Mechanical Properties of Biomaterials Used in Total Hip and Knee Arthroplasty

Abstract

Total hip and knee arthroplasty (THA and TKA) represent two of the most successful operations in orthopedics. For a total hip or knee prosthesis to function successfully, it must transfer mechanical loads up to seven times the individual’s body weight from the axial skeleton to the lower extremities with minimal friction and wear. This is achieved by constructing prostheses from integrated components of different mechanical properties: a shock-absorbing and low-friction interface between the native joint and implant; a harder and stronger piece supporting the deformable interface, and an anchor securing the implant and transferring loads to the native bone. As early as the 1960s, polymers such as ultra-high molecular weight polyethylene (UHMWPE) were known to perform successfully at the joint-implant interface. Both ceramics and metals have historically been used for the main support of the implant, although metals and especially titanium alloys have taken preference in recent years.

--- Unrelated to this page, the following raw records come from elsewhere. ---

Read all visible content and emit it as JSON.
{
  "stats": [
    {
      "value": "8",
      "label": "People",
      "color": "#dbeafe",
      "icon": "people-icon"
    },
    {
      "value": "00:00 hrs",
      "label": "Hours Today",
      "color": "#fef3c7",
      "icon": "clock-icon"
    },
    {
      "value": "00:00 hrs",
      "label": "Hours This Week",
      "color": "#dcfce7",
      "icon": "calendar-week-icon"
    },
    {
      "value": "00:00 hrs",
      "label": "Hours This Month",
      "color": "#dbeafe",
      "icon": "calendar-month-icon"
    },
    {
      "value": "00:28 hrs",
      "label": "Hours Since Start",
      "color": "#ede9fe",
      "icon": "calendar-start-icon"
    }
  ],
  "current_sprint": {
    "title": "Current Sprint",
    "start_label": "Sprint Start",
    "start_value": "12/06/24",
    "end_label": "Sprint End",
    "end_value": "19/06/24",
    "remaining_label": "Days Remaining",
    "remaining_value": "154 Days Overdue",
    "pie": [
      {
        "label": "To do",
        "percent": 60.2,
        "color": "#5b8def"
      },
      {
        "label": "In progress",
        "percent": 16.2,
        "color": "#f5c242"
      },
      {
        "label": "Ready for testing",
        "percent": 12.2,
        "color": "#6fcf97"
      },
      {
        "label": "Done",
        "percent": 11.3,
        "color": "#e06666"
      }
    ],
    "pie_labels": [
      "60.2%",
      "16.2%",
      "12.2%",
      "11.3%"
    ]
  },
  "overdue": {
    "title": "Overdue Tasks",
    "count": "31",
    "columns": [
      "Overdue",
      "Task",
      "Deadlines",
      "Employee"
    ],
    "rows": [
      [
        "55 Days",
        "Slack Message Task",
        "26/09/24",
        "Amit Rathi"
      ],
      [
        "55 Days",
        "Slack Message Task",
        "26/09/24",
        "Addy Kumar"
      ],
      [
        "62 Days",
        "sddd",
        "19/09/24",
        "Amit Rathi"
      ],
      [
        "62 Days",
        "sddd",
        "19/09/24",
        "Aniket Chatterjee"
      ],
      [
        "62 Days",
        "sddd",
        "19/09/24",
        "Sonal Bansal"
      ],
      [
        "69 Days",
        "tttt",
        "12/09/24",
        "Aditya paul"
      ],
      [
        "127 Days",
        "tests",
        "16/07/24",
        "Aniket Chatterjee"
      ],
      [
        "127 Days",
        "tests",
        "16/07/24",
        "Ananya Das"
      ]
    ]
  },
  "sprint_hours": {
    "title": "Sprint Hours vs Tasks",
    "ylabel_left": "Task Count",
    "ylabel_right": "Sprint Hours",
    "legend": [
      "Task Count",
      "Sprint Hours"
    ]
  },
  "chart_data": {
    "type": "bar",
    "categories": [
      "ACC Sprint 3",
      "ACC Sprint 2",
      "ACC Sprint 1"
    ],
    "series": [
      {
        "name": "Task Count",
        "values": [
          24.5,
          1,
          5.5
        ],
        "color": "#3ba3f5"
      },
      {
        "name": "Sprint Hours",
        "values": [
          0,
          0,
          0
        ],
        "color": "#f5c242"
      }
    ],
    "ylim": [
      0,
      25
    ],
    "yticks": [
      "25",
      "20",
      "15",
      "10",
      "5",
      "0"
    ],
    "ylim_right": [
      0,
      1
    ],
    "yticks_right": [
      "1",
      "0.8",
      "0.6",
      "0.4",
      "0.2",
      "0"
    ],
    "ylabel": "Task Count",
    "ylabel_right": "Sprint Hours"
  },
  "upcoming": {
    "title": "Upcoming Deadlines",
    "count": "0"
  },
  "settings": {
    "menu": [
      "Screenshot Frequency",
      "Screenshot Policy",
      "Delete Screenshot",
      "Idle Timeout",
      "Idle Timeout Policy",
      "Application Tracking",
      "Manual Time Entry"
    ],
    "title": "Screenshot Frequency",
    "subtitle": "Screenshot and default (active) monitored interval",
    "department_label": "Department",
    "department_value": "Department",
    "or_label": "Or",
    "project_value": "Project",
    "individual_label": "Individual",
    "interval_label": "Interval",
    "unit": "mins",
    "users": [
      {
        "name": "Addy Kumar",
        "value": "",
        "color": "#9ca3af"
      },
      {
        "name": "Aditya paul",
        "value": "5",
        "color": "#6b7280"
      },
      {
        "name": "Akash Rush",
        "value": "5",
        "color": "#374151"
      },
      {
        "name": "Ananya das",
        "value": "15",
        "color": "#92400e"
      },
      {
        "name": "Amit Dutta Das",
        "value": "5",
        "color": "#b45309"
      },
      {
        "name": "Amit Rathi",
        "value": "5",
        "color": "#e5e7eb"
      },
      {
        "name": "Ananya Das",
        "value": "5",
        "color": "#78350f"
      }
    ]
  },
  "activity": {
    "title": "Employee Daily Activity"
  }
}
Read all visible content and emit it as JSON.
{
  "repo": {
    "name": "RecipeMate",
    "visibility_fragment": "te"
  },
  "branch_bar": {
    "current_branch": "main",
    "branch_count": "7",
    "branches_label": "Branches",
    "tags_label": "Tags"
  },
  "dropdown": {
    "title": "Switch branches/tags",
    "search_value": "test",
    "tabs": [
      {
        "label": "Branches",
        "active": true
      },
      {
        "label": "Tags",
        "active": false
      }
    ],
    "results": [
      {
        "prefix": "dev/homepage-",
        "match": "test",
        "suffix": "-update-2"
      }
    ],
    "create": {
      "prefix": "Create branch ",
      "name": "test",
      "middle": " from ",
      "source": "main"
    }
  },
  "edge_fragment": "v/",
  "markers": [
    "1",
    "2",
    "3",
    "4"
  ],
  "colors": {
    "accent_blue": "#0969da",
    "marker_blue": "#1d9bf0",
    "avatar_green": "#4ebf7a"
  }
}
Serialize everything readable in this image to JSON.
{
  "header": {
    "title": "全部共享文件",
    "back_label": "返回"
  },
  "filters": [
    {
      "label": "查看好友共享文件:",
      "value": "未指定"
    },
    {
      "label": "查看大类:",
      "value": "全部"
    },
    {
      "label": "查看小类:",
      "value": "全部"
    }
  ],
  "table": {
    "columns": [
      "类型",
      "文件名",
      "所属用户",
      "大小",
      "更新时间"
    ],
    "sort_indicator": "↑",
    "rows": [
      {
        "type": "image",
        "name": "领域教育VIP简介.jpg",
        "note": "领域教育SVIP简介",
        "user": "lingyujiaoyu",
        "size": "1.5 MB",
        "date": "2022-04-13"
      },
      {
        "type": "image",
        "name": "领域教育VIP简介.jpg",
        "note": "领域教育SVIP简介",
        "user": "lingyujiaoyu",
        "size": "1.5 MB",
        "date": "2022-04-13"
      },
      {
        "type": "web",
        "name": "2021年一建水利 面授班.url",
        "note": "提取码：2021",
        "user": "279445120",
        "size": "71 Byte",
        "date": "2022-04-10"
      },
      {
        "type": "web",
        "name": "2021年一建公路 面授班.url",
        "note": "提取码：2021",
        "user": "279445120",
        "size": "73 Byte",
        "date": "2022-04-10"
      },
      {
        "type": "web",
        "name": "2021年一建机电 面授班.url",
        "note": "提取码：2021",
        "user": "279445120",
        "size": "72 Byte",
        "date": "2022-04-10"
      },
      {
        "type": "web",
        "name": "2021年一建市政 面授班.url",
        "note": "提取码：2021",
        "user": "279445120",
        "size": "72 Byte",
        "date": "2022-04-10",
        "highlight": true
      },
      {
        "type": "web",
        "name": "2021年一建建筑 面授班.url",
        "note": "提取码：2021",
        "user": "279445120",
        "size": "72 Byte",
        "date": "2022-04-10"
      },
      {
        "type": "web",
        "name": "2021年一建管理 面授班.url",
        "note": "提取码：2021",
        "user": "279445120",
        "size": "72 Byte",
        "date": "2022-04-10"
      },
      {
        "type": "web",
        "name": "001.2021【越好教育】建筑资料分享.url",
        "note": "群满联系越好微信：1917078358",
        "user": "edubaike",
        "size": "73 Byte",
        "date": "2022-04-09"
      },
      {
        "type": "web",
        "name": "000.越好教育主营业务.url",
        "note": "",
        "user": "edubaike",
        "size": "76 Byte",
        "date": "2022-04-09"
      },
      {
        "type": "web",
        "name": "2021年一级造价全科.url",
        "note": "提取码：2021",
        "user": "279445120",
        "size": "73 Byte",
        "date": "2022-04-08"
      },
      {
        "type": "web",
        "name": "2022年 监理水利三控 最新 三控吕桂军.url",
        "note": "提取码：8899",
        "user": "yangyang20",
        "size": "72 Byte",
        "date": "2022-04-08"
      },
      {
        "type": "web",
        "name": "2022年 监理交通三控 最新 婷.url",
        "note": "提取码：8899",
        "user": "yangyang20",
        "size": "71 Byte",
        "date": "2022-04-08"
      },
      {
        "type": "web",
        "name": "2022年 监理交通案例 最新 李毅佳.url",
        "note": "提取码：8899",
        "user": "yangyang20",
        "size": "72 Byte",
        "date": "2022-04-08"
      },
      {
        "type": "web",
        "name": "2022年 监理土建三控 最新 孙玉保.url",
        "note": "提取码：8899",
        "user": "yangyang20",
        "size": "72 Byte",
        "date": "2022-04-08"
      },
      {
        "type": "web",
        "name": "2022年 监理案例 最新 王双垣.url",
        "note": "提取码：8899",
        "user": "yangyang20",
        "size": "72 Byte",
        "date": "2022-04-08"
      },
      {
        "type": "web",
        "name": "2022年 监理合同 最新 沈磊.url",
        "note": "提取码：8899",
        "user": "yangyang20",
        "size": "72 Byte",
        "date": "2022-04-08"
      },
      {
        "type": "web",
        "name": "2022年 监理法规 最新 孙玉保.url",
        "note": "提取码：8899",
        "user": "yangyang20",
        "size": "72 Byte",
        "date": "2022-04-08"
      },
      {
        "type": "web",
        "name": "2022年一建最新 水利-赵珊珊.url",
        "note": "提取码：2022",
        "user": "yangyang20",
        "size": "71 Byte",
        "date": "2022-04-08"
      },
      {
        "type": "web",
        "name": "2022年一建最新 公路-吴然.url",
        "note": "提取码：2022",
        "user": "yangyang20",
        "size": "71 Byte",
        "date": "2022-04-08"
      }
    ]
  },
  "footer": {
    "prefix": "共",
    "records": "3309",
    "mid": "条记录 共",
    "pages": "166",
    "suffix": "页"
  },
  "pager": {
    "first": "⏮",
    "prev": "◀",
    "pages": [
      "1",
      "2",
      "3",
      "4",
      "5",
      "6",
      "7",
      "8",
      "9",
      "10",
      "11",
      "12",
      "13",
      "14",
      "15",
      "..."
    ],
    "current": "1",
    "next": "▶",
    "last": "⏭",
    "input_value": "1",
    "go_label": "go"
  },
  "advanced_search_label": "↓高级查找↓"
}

Recently, a flood of innovations has allowed material scientists to maximize the mechanical properties of these materials to increase mechanical strength, adjust elasticity, and improve biocompatibility. These innovations include the development of metal alloys and ceramic composites, reinforcement with carbon nanotubes and hydroxyapatite, antioxidant doping, gamma radiation-induced crosslinking, and bioactive coatings. Today, not only the mechanical properties but also the wear resistance and osseointegration of total hip and knee implants are far improved. This has led to better mechanical and physiological integration of the implants with the body and the necessary durability for younger patients’ more active lifestyles. In this paper, these innovations will be explored within the framework of implant mechanics to provide a comparative assessment of current materials’ mechanical capabilities, advantages, and disadvantages.